Show HN: Ingest data from your customers (Prequel YC W21)

alexpetralia · on March 15, 2023

So is this like Fivetran, except between clients as opposed to vendor-client?

If so, any idea why most data integrations tools have not done this (or have they)? What is so tricky that they could not extend their tools to cover a customer's Postgres database?

ctc24 · on March 15, 2023

Not sure if I'm understanding the analogy. The way I usually describe it is that it's like Census / Hightouch, but it's offered by the vendor as a first-party feature.

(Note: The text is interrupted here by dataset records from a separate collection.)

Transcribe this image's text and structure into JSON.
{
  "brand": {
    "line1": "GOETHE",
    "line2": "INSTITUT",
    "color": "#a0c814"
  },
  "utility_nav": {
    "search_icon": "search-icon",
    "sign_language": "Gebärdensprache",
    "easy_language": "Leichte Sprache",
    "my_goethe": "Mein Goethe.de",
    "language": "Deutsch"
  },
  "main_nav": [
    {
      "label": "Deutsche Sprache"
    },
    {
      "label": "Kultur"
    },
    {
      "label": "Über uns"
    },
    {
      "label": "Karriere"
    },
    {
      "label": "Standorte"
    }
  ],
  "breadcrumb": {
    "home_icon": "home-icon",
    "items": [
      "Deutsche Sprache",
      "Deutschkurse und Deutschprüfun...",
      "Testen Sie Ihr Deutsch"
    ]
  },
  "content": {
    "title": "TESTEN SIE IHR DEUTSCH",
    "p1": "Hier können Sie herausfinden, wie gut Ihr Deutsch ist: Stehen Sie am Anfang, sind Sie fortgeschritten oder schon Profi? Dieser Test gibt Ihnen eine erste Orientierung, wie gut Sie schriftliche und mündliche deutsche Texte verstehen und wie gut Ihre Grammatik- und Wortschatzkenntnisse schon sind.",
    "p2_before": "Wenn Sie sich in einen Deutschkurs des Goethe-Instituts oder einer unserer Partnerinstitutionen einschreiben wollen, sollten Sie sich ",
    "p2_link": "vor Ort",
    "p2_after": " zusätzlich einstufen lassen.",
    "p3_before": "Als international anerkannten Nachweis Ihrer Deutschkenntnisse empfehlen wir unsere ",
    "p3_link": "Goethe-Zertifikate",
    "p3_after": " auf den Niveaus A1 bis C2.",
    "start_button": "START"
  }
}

Let's take Salesforce as an example. Let's say they want to pull in data from their customer's database -- maybe so that sales reps can keep track of how much volume the customer did in the last month -- instead of requiring the customer to instrument their code with Salesforce API calls. Salesforce could use this tool to connect directly to all of their customer's databases / data warehouses, regardless of whether they're Postgres, Snowflake, Clickhouse, etc.

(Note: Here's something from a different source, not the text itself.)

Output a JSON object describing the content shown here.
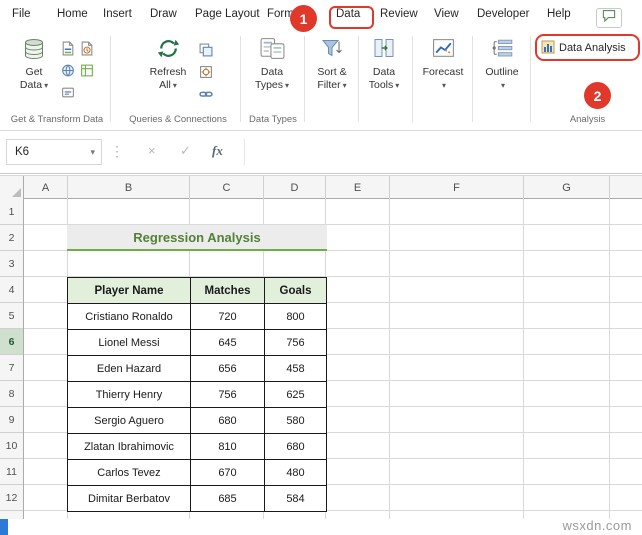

As far as why it's non-trivial: you have to support a lot of different databases / data warehouses, which all have slightly different query languages, type systems, and optimizations. Then you've got to move the data reliably, dealing with things like eventual consistency etc. We feel like that's the reason this hasn't been built yet.

gregw2 · on March 15, 2023

Is it a full refresh from the source each time, or is it incremental, and if incremental, what assumptions do you make or not make about keys, dupes, etc?

ctc24 · on March 15, 2023

It depends -- mostly on whether the vendor (the company receiving the data) is comfortable requiring the source to map some fields.

For low volume cases, we can operate with zero mapping of fields. In those cases, we run every transfer as a full refresh.

If the volumes are higher, then we'll typically ask the source to expose a primary key and last_updated_at timestamp field. In those cases, we run incremental transfers. We use the last_updated_at to figure out what data to transfer, and the primary key to merge it into the destination table without creating dupes.

gregw2 · on March 16, 2023

Thanks! Can you detect deleted rows as part of that?

Do you have support for the target table maintaining history via record effective and termination dates with a current record indicator, or do you just support maintaining current state at the target?

Can the target be a cloud filestore or old school SFTP site?

ctc24 · on March 16, 2023

We can detect deleted rows for incremental transfers (and propagate those) if they're soft-deleted in the source, whether through a deleted_at column or a is_deleted column.

For now, we only support maintaining current state in the target.

Yup! We support all common cloud file storage as destinations (S3, R2, GCS, Azure Blob Storage) as well as vanilla SFTP servers.

mdaniel · on March 15, 2023

So is the value-add that the customers of Company-A (who is your customer) entrust you with credentials to their databases versus entrusting Company-A with them directly?

ctc24 · on March 15, 2023

That can be part of the value-add, though for on-prem deployments, we never touch the credentials ourselves.

Not to sound like a consultant, but there's three value-adds I'd call out:

1. Handling the dialect, types, and connection modalities of many different databases. This takes a lot of time to build and there's a lot of nuance that's non-trivial to work through.

2. Replicating data and guaranteeing data integrity + reliability. There's again a lot of nuance here, especially once you start considering that data is eventually consistent in most sources, that you want to transfer it as efficiently as possible, etc.

3. Providing a clean UX that end-customers can use out of the box, such that the end-customer experience is clean and intuitive. We spend a lot of time thinking about how it makes sense for people to connect their data, so that our customers don't have to.

edit: fmt

ttpphd · on March 15, 2023

If one side of your business is ingesting data, is the other side excreting it?

ctc24 · on March 15, 2023

Pretty much! We also offer data exports.

lisasays · on March 15, 2023

The setup only takes 5 minutes,

Nothing ever takes 5 minutes. Remember these are engineers you're talking to here.

ctc24 · on March 15, 2023

Ha, fair enough! We did our best to make the setup flow as yak-shaving proof as possible, but no such thing as a guarantee.

conormccarter · on March 15, 2023

Hey HN -- Conor here, aka the guy from the demo. Happy to answer any questions you have!